Dear helpful R community,
I am in a situation where I have
- many sets of data, whose columns keep changing positions/names (albeit with slight adjustments,typos)
- 2 types of functions that I need to run by group on all datasets/columns depending upon their classification
I asked this question on SO too, but later realised that with the no. of datasets and columns, it will be impractical to manually code the functions.
A sample data set could look like this:
### sample, simplified dataframe
df1 <- tibble(A=c(NA, 1, 2, 3), B = c(1,2,1,NA), C = c(NA,NA,NA,2), D = c(2,3,NA,1), E = c(NA,NA,NA,1))

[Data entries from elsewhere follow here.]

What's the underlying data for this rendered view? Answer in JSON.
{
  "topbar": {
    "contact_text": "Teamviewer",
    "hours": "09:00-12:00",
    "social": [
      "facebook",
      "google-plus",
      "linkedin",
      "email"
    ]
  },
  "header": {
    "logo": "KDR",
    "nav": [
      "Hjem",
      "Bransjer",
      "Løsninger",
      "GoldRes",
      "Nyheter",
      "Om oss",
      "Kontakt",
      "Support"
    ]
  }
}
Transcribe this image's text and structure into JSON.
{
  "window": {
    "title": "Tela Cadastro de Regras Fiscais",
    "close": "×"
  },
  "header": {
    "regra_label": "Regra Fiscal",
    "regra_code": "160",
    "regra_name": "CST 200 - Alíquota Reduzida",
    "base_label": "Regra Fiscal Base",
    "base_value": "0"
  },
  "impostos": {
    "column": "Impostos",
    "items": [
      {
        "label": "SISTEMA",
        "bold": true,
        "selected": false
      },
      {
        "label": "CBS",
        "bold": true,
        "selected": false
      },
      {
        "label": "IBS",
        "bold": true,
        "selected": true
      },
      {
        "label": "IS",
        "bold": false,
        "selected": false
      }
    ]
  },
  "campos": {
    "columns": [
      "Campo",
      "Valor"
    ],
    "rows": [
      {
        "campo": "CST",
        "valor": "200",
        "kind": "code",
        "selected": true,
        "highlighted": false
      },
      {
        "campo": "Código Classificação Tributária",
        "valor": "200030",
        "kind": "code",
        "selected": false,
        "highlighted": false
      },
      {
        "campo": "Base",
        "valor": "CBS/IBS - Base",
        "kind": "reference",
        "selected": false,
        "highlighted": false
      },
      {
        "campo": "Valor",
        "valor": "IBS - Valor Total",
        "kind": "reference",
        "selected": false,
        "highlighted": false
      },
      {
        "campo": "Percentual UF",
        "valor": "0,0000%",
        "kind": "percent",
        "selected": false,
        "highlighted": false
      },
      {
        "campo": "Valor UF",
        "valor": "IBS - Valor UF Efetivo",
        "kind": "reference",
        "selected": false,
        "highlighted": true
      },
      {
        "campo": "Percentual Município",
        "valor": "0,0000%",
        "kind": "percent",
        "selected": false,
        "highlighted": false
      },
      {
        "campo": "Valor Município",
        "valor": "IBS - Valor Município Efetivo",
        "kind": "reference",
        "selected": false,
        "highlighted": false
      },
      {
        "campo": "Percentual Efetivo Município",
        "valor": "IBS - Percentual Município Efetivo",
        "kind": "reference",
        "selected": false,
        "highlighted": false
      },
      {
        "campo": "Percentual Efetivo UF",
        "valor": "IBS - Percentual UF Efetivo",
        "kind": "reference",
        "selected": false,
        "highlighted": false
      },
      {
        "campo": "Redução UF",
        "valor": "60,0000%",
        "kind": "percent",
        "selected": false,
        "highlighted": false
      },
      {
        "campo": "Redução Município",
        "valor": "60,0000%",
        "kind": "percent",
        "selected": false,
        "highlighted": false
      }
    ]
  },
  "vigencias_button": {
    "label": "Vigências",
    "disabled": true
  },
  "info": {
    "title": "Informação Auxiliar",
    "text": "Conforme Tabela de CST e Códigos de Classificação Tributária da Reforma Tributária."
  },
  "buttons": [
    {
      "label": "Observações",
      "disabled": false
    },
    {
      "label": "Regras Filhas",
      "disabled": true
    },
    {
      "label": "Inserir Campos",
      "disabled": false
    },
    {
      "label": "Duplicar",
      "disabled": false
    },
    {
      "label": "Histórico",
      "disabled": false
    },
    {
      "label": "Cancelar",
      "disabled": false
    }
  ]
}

### sample function dataframe
funcDf <- tibble(colNames = names(df1), type = c(rep("Compulsory", 4), "Conditional"))
funcDf <- funcDf %>%
mutate(func = as.character(glue("is.na({funcDf$colNames})")))
funcDf[funcDf$colNames == "E",]$func <- "ifelse(is.na(E) & !is.na(A), 1, 0)"
I would like to apply the relevant function to the corresponding column, which can be identified from funcDf
, and needs to be applied on df1
.
I thought this would be a standard use-case for tidyeval, but I will be thankful for other advice/suggestions as well.